Algumas coisas não estão claras. Não está claro se a Globo ressuscitou o jornalismo investigativo ou se está apenas usando seus fortes argumentos para convencer Bolsonaro de que talvez o mais prudente seja continuar a lhe destinar uma grana preta em publicidade.
Também não está claro se o que vem sendo revelado é apenas extorsão de salário de assessores, o prosaico Rachid, tão comum no baixo clero, ou se há coisas mais sérias, como envolvimento com o crime organizado, em particular as milícias.

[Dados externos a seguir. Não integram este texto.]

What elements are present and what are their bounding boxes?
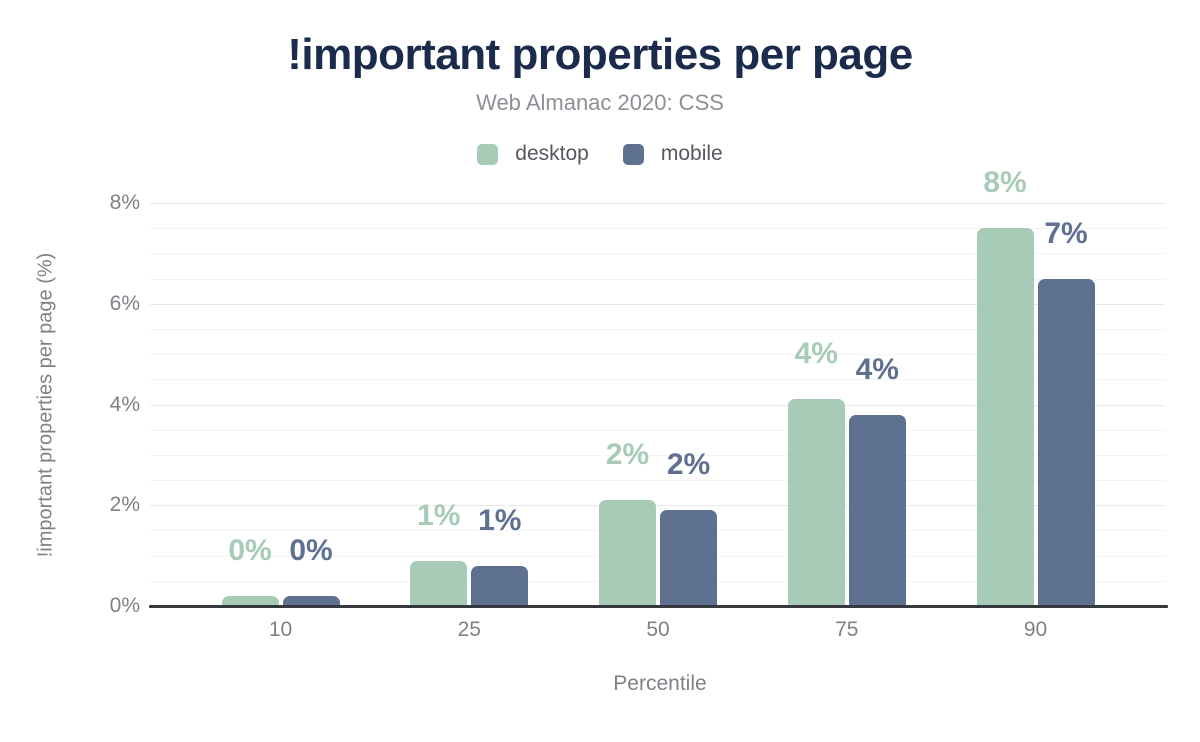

Os indícios de crime são fortíssimos, mas não parece que, como pensam alguns, o Governo já acabou logo em seu início: há muita gente disposta a matar no peito e a própria Globo pode a qualquer momento se dar por satisfeita.
Além disso, não é de se desconsiderar que, embora muitos eleitores de Bolsonaro tenham dado seu voto por rejeição ao PT ou à esquerda e outros foram iludidos de que o grande problema do país era a corrupção, nos últimos anos se consolidou um projeto de direita, que encontrou nele sua expressão pública, e dificilmente a camiseta da seleção será tirada por coisas tão sem importância como alguns milhões que circularam nas contas da família: isso só é crime quando acontece com os outros.
Ademais, mesmo que a desventurada família venha a ser abandonada no caminho, há um vice militar, cercado por um aparato militar, com capacidade política e sede de poder, que pode perfeitamente se apresentar como alternativa constitucional, mantendo a coesão do polo conservador e, com mais eficiência, dando contorno técnico a um governo iniciado com a marca da improvisação e do folclore.
Aliás, trata-se de hipótese com melhor possibilidade de sucesso, dada a perspectiva de um governo em que prevaleça a racionalidade burocrática, evidentemente alicerçada num duplo autoritarismo: aquele próprio da tradição militar brasileira e o que vem sendo formulado como pós-democracia, tão bem aplicado a partir da Lava Jato e do golpe que destituiu a presidente eleita.
Mas, se tudo está ainda por acontecer e o futuro é tão incerto, há coisas bem mais palpáveis, que já acontecem, independentemente do aparente desgoverno.
Está em pleno andamento em nosso país a Doutrina do Choque, bem explicada por Naomi Klein. É uma voraz aplicação do capitalismo do desastre, que entra em campo para atacar sociedades traumatizadas, e por isso incapazes de resistirem a brutais alterações estruturais em favor do projeto neoliberal.
Também não está clara a medida em que as mudanças ocorrerão. A reforma da previdência, por exemplo, pode vir a enfrentar resistência nos estamentos estatais, principalmente os militares que hoje são governo, na medida em que venham a ser chamados a participarem das perdas.
Outras coisas parecem bem mais fáceis, por não encontrarem resistência no governo. Assim, mesmo que se diga que os militares divergem dos ultraliberais por sua visão mais nacional e estatista, isso parece não ser suficiente para evitar que continue a entrega do pré-sal ou da Embraer.
Pior é a situação daqueles setores em relação aos quais se combinam a voracidade econômica e a rejeição ideológica. É por isso que parece não haver obstáculo à extinção da Justiça do Trabalho ou, num outro plano, à entrega da Amazônia a mineradoras e ruralistas e à evangelização, expulsão e assassínio de indígenas.
A defesa da Amazônia e dos indígenas, assim como o alerta sobre o aquecimento global e um provável desastre ambiental, são coisas de comunista, e não há quem no governo se disponha a botar freio na ofensiva selvagem que já está acontecendo, porque nisso estão todos de acordo.
Os milhões de reais que transitaram na conta de Flávio Bolsonaro não interferem nisso. Se interferem, talvez seja mesmo para distrair.
O Governo Bolsonaro pode ter iniciado em crise, mas tem força suficiente para permitir que isso aconteça, mesmo porque acontecerá com sua inércia, com a autorização dada já em campanha e agora com o desmantelamento das políticas e órgãos de proteção.
Por isso, é provável que, quando os brasileiros despertarem do profundo transe em que caíram, o capitalismo do desastre já tenha feito seu trabalho.